Assuming the proposals are implemented, the result will be a significant reduction in the scope of the CSRD, resulting in significant cost savings for many businesses. As a result, and sadly, the availability of data from businesses will be significantly reduced.
In addition, the new proposals miss an opportunity for simplification by not aligning the thresholds of CSRD and CSDDD which will be:
- The CSRD: >1,000 employees (and >€50m revenue or €25m balance sheet total)
- The CSDDD: >1,000 employees (and >€450m revenue).

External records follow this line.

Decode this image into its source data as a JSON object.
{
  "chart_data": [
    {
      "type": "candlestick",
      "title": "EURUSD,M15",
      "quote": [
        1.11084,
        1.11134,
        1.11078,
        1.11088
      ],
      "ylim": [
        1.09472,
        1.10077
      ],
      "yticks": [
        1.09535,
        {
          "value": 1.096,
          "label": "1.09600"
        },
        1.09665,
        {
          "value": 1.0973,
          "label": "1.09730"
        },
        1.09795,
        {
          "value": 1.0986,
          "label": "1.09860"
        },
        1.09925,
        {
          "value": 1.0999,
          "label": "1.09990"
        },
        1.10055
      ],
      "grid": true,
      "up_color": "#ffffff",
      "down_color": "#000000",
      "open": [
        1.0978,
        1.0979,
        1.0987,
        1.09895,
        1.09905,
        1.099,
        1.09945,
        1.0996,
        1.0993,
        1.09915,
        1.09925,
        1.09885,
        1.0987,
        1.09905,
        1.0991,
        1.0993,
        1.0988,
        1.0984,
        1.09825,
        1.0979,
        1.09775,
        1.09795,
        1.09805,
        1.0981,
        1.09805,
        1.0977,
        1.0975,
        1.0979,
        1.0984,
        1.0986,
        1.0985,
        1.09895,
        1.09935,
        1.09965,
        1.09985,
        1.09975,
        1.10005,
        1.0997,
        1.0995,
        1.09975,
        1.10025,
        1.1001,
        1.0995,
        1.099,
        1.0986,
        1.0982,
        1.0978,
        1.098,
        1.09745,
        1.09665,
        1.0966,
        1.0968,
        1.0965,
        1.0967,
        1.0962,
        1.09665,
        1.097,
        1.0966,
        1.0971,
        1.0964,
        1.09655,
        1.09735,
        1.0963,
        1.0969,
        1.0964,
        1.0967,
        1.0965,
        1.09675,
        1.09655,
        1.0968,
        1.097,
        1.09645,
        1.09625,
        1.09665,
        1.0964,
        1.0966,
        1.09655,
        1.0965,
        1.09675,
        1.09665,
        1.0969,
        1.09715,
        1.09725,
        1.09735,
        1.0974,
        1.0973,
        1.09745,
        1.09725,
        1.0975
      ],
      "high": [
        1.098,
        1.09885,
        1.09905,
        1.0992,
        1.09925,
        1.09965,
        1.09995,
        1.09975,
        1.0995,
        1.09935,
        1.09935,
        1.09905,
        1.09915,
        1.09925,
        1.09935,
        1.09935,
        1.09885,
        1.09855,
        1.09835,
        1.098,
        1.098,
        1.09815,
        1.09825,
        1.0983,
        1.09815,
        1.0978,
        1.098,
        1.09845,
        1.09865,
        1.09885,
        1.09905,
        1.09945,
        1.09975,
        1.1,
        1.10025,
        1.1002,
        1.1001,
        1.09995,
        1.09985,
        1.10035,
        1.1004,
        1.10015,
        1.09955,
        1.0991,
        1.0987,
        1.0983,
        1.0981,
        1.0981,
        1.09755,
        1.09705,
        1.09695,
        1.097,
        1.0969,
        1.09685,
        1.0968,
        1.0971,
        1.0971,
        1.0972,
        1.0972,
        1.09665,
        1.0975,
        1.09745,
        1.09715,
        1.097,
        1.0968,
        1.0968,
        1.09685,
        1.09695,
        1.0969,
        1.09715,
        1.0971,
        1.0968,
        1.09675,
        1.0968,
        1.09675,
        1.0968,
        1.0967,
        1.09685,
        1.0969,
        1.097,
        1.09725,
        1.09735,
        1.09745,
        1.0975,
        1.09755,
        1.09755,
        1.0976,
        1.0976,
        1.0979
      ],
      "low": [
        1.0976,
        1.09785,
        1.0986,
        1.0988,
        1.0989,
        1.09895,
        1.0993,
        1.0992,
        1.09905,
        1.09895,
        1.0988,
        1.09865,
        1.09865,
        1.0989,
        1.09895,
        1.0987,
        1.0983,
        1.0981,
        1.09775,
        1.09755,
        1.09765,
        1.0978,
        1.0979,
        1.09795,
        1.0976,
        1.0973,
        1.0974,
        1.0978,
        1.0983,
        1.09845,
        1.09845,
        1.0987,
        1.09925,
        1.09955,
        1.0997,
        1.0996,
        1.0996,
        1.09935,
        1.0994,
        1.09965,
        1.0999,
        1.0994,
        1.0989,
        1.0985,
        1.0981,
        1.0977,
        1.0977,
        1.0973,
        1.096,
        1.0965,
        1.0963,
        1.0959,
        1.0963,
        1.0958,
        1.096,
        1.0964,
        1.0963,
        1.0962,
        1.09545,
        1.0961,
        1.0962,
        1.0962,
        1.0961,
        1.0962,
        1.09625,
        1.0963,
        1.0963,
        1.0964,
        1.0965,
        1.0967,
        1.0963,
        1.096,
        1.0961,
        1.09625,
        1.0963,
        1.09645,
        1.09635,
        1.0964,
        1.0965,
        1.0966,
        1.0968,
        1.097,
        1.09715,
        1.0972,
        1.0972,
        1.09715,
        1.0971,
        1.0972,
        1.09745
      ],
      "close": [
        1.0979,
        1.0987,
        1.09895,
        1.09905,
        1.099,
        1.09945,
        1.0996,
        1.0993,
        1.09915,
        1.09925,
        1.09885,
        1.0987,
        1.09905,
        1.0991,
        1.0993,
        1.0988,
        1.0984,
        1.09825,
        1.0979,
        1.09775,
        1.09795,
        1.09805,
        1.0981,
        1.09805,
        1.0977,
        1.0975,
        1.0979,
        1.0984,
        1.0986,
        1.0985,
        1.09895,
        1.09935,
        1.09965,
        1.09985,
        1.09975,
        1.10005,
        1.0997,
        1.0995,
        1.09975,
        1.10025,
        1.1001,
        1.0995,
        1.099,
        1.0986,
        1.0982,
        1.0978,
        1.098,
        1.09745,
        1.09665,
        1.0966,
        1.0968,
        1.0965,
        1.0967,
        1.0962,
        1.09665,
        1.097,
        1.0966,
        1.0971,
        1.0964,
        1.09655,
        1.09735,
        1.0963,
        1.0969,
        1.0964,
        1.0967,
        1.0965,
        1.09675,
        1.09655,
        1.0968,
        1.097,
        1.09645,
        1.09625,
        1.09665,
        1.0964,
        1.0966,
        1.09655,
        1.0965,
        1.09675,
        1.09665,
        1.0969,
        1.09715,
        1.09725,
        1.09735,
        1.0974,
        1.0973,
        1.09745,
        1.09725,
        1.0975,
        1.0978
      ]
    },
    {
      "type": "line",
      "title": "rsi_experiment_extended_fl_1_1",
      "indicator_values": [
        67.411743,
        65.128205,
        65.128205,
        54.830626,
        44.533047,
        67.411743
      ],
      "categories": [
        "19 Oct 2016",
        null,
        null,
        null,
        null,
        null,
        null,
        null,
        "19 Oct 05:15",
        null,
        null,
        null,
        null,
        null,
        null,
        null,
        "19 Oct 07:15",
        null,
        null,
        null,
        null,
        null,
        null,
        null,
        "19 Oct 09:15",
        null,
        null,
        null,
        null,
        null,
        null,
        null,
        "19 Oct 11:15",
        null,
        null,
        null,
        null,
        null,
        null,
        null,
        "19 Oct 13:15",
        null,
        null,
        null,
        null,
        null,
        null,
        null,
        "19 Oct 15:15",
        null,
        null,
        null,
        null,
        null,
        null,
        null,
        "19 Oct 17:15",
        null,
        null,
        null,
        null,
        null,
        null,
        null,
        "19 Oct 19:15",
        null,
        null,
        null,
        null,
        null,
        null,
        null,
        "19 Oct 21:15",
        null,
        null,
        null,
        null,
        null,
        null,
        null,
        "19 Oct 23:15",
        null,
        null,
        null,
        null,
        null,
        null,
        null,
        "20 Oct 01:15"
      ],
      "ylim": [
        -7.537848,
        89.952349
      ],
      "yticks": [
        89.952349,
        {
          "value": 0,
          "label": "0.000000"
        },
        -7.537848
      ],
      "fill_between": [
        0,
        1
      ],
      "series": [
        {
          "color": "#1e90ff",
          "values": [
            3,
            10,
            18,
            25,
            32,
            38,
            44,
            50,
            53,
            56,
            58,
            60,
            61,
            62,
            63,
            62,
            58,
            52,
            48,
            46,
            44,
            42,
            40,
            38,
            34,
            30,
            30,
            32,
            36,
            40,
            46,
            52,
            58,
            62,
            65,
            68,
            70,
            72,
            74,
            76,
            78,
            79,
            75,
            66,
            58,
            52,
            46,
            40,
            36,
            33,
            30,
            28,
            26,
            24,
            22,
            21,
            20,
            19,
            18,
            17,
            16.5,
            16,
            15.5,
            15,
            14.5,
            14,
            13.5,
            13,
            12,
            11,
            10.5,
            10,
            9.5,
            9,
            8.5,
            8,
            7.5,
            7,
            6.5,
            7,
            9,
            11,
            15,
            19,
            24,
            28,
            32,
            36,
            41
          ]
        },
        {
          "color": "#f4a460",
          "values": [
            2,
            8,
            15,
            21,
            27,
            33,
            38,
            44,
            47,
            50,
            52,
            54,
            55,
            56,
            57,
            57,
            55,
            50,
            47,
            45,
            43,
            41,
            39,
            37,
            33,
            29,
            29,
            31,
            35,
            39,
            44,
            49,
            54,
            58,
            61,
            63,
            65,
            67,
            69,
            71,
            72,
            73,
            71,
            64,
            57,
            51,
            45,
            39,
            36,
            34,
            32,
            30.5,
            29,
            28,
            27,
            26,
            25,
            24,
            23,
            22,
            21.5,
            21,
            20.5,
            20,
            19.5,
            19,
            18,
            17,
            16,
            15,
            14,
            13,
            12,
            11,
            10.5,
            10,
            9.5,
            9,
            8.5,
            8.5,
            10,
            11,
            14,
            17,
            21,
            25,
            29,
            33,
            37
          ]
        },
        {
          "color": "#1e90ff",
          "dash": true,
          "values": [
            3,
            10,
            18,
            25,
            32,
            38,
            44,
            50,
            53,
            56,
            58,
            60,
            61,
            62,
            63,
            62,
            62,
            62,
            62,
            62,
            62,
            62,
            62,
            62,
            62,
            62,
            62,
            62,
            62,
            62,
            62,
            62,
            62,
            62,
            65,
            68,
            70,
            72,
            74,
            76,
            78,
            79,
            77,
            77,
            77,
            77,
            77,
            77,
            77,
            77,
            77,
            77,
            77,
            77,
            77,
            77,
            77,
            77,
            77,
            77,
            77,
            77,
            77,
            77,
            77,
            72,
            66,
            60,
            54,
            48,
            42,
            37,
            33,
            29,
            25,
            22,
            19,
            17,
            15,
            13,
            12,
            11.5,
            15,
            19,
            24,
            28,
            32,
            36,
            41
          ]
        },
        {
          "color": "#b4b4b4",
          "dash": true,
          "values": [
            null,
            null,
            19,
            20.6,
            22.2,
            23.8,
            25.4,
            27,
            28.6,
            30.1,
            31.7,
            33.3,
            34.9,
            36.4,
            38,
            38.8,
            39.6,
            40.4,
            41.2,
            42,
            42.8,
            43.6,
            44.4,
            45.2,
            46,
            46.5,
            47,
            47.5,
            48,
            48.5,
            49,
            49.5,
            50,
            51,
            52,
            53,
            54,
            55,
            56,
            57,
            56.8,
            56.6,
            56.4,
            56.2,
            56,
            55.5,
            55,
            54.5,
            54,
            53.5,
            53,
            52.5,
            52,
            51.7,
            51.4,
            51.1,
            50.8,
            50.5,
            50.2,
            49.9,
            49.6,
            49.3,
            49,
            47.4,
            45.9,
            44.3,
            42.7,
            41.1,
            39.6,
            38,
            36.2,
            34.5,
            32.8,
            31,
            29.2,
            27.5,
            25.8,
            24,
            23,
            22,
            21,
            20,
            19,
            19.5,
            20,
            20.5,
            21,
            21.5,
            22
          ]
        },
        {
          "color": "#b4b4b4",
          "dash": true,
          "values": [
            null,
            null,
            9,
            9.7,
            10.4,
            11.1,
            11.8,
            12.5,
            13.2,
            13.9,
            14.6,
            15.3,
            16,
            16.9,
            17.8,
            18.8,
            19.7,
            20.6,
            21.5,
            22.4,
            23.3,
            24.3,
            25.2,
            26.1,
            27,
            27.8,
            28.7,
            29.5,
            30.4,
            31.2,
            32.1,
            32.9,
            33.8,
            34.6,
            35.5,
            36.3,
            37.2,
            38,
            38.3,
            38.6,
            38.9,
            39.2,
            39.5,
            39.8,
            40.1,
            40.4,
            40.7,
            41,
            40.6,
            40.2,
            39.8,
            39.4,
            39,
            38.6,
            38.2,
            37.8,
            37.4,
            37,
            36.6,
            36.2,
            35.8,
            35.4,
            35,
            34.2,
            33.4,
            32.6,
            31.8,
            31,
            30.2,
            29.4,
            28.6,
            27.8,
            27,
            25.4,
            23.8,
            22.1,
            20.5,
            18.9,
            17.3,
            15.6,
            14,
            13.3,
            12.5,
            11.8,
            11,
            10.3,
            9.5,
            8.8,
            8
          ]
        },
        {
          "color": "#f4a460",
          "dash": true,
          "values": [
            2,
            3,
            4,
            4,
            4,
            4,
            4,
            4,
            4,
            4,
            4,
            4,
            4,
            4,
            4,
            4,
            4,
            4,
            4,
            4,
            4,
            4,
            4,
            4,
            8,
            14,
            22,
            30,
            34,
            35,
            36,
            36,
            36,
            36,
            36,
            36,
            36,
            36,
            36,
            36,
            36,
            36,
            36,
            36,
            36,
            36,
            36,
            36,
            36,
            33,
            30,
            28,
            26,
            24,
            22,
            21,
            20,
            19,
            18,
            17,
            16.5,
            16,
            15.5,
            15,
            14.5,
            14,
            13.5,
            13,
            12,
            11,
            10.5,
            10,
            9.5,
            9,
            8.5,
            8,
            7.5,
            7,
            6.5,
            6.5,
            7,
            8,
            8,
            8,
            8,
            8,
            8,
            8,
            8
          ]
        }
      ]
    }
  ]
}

Regarding the CSDDD there is a general view that the removal of mandatory civil liability being limited to Tier 1 suppliers will significantly reduce its impact.
The next steps:
The next steps are for the EU ESG omnibus proposals to pass to the European Parliament and the Council of the European Union. As EU legislative procedures can take up to 18 months, the Commission has asked for the changes to be fast-tracked. Whilst the next step may result in amendments, it makes sense for businesses likely to be in scope to continue their CSRD preparations. Equally, any organisation believing the proposed changes may remove them from scope should consider carefully the VSME standard developed by EFRAG so there are no surprises.
The proposals represent a significant impact on sustainability and environmental governance and reporting across the EU member states. As such, its potential impacts, both positive and negative, are likely to be felt for many decades to come. As with the planet, there really is only one opportunity to get things right.